The Rutherford Engine, one of the nine engines powering the Electron launch vehicles, went on a “There and Back Again” mission in May, culminating in a live stream of the accelerator as it descended. under an umbrella. In the end they still had to drop it into the sea because it affected the helicopter’s controllability, but other than that it also worked as a charm.

Of course any engines that have been through use will need to be inspected, cleaned and repaired if necessary, especially if they have spent a little time on drinks.

The lucky motor in this case went through the full battery tests the new motor had to pass, eventually detonating for 200 seconds straight. According to Rocket Lab, used engines operate to the same standards required by new engines. You can watch the test from start to finish here:

Don’t worry, it’s not engine parts flying around. These are frozen by freezing so it’s mostly just water and ice.

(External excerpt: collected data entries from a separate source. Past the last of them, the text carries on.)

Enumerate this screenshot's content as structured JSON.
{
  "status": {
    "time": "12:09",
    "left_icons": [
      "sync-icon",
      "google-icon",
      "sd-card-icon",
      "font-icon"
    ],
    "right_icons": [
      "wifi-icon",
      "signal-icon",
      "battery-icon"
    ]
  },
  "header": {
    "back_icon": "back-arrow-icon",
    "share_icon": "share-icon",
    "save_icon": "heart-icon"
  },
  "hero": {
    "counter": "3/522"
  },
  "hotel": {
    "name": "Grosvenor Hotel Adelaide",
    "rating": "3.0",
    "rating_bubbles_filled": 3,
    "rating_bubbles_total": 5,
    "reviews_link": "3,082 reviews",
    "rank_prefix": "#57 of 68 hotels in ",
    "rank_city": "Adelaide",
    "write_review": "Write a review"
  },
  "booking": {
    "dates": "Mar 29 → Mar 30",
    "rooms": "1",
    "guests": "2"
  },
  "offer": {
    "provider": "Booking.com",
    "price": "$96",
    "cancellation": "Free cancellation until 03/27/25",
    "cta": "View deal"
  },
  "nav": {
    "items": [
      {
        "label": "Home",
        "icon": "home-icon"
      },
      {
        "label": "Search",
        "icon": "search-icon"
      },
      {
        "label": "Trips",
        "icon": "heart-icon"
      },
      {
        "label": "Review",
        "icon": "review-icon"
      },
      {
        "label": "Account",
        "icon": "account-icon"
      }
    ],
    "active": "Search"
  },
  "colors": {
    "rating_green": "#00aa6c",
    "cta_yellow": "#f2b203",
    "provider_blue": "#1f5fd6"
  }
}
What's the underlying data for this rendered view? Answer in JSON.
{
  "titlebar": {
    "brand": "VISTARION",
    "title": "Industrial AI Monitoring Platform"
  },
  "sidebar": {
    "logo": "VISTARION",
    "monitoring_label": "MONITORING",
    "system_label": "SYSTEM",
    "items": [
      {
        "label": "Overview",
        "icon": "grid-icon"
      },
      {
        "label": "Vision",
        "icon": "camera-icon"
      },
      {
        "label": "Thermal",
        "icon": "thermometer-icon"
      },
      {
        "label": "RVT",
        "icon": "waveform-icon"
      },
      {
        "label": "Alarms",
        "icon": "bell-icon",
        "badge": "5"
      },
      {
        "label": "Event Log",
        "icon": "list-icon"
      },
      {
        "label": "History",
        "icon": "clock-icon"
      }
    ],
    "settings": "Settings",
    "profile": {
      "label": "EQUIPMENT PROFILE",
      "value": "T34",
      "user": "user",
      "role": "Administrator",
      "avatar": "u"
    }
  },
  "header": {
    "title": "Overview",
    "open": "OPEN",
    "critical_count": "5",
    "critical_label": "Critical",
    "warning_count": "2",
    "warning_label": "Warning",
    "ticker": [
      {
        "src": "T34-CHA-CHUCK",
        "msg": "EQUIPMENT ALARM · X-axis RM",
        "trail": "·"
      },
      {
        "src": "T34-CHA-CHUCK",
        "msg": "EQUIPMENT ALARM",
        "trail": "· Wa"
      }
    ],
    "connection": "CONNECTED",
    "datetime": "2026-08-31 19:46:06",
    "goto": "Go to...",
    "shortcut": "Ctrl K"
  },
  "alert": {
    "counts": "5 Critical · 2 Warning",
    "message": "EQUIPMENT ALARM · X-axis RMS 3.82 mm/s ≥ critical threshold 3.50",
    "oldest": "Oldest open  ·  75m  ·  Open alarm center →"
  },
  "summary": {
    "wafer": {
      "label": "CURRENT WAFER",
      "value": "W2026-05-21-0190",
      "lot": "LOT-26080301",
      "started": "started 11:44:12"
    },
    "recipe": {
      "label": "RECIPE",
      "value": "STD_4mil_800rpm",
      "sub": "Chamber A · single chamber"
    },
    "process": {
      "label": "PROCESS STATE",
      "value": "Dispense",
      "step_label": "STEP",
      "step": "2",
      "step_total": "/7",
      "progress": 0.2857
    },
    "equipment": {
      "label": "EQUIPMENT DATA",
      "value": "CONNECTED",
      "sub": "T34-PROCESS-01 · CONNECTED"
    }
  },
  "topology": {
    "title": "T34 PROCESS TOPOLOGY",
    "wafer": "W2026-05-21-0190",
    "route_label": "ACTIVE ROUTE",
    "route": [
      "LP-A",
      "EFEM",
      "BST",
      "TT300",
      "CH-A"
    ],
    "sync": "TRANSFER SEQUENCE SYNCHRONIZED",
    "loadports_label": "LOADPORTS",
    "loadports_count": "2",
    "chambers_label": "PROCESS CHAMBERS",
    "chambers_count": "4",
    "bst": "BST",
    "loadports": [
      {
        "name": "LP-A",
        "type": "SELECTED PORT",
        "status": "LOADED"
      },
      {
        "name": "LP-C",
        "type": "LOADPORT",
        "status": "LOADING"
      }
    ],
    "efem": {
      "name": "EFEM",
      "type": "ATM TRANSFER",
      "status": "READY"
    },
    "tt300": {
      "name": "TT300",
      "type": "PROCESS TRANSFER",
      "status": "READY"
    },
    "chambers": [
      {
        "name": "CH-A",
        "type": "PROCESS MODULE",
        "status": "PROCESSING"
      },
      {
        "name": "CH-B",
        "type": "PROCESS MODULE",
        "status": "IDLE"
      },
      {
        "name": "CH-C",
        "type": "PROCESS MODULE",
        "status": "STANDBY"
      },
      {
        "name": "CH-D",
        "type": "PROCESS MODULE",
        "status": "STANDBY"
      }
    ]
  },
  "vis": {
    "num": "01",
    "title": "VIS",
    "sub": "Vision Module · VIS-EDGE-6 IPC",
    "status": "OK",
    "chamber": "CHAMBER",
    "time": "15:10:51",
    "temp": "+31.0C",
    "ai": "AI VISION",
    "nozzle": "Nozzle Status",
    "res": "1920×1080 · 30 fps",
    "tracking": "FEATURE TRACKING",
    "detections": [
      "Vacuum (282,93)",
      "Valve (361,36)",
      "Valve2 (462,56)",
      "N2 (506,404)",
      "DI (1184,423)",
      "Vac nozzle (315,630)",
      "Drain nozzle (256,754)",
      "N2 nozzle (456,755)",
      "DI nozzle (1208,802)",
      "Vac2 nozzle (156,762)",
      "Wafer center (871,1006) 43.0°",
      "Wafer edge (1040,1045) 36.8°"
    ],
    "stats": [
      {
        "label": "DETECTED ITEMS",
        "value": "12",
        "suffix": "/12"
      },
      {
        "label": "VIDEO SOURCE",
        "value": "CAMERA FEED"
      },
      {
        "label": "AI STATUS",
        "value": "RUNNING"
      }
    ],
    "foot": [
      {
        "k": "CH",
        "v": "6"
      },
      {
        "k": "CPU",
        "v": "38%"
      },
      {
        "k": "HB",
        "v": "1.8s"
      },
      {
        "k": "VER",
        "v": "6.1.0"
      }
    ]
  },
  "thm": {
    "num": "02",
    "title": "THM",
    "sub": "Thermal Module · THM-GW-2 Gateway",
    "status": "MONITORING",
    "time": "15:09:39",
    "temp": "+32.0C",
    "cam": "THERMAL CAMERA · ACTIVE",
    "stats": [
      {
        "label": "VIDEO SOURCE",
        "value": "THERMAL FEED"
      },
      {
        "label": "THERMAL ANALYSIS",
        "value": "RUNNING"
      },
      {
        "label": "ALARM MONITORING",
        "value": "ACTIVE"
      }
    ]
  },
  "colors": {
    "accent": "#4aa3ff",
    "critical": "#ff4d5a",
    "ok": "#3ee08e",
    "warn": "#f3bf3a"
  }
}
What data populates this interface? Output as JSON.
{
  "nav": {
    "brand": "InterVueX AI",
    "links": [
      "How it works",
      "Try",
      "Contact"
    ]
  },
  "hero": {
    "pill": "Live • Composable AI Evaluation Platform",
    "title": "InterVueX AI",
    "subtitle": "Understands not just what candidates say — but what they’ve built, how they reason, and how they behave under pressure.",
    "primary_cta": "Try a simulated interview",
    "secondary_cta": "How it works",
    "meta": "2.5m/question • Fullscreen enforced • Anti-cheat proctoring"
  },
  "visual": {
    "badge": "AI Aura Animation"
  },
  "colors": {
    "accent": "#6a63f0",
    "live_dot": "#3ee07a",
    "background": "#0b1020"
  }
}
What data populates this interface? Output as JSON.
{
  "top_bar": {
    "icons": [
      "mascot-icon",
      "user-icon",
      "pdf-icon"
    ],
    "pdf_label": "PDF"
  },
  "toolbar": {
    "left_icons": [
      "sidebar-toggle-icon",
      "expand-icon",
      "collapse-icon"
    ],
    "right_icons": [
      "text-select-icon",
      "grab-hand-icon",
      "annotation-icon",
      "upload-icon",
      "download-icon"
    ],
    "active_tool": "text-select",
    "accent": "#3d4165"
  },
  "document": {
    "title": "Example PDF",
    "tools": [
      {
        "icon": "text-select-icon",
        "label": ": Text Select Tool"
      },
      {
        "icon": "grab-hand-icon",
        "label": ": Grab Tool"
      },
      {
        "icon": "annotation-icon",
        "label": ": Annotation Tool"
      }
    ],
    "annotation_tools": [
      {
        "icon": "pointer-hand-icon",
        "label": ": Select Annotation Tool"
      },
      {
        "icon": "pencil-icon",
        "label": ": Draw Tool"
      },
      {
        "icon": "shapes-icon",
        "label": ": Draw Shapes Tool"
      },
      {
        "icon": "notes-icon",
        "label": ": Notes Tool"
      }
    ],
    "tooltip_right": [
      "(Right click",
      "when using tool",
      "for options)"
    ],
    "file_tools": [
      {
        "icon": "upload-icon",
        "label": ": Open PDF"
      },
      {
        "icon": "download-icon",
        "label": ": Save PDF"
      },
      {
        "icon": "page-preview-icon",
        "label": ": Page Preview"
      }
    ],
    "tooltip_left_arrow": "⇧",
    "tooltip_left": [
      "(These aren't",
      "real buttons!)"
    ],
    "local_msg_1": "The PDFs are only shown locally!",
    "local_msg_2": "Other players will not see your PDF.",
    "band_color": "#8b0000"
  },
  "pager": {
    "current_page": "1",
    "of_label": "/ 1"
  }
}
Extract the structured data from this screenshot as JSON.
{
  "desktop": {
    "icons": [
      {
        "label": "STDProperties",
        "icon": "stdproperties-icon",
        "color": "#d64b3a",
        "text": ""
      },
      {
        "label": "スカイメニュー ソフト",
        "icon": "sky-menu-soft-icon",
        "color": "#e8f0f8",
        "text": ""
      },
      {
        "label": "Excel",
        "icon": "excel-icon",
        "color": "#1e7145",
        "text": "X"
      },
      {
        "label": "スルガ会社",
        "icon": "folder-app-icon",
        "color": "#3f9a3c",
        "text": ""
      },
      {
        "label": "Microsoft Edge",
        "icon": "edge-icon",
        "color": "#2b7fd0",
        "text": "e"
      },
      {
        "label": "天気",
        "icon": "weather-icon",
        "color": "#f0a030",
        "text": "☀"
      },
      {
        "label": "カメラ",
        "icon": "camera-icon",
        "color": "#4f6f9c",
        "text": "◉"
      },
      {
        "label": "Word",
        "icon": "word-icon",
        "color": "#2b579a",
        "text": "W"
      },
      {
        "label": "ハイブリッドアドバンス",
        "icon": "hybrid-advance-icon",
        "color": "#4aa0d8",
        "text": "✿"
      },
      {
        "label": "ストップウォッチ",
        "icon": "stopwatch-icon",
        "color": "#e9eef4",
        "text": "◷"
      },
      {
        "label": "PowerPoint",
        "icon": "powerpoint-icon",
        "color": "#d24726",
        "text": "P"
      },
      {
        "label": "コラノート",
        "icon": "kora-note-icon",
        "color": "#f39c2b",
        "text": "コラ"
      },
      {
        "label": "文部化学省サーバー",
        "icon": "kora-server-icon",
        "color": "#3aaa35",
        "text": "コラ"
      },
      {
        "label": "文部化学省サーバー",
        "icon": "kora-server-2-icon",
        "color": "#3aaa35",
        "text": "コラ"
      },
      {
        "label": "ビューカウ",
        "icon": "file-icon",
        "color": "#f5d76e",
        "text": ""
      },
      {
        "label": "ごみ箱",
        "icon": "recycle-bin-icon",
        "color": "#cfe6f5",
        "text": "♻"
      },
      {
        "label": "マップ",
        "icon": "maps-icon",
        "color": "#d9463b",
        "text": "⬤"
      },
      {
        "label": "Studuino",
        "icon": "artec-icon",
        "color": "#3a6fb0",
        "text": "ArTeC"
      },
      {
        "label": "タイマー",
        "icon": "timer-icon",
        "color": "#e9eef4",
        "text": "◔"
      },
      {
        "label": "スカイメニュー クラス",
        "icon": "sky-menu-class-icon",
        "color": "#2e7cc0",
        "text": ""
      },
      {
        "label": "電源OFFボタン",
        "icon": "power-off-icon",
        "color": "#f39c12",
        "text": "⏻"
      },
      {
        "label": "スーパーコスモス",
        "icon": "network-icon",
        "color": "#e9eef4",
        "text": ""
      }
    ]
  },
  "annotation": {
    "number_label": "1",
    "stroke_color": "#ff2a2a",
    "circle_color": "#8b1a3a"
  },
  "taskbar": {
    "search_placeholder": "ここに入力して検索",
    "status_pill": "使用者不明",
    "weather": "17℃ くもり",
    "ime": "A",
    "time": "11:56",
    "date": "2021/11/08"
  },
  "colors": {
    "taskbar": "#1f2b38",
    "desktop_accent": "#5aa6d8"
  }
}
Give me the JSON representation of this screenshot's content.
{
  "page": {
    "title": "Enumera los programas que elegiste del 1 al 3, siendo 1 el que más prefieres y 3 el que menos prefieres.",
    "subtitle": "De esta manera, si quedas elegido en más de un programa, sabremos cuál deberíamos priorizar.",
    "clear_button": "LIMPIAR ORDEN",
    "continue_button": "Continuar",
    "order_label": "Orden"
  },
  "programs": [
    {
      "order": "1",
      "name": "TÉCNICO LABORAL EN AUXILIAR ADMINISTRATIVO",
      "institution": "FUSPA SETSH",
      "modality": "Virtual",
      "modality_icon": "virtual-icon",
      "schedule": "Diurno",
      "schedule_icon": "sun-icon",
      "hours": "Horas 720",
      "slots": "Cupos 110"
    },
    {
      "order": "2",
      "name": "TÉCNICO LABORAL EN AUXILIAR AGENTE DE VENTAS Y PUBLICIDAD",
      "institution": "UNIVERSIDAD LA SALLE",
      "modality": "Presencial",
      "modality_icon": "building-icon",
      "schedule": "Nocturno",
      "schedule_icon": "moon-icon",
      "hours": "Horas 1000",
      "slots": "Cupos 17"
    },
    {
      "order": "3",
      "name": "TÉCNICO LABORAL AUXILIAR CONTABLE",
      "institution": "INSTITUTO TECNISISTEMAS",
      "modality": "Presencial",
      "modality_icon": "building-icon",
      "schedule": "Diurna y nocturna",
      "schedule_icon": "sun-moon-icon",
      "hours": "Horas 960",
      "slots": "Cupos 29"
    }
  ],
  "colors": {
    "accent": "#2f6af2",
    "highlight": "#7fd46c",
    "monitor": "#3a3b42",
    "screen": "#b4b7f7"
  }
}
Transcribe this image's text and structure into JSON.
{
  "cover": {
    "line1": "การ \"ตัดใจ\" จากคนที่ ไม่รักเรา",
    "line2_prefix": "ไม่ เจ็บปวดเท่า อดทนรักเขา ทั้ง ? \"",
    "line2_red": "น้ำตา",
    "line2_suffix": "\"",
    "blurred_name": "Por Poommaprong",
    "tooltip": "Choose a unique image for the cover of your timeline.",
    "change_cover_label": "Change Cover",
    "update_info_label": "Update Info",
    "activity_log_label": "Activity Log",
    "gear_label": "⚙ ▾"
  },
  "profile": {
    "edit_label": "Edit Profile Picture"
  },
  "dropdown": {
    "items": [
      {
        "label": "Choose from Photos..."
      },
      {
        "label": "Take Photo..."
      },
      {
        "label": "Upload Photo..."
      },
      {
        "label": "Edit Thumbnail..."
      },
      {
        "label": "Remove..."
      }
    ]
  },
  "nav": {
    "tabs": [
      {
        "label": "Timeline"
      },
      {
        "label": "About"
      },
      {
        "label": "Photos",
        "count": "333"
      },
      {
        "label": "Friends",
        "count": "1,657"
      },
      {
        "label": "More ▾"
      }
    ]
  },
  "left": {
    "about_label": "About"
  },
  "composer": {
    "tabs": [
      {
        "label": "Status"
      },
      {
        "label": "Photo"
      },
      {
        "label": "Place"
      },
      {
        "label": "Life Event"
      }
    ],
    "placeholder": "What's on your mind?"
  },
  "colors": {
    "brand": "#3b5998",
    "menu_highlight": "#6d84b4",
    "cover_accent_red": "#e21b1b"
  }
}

“Being able to fine-tune the Electron with a minimum of refurbishment is the ultimate goal, and so the fact that the components restored on this engine are done on a test rack with minimal rework is definitive. further acknowledge that we are on the right track,” said Rocket Lab CEO and founder Peter Beck in a press release. “If we can achieve this high level of performance from engine parts recovered from the ocean, then I am optimistic and extremely excited about what we can do when we bring back dry engines. on a helicopter next time.”

Reusable boosters are increasingly seen as the best way to achieve both high-speed and relatively low-cost launch operations. Building new engines and rockets is hard work – why throw them away when you’re done? But a rocket designed for single use can be very different from one designed for reuse, and Rocket Lab has been adjusting its approach to approach the latter.

The next mission it will attempt to capture a falling early-stage booster will take place before the end of the year, the company said, but has yet to have a set date.

I asked Rocket Lab for some more details and will update this post if I get a response.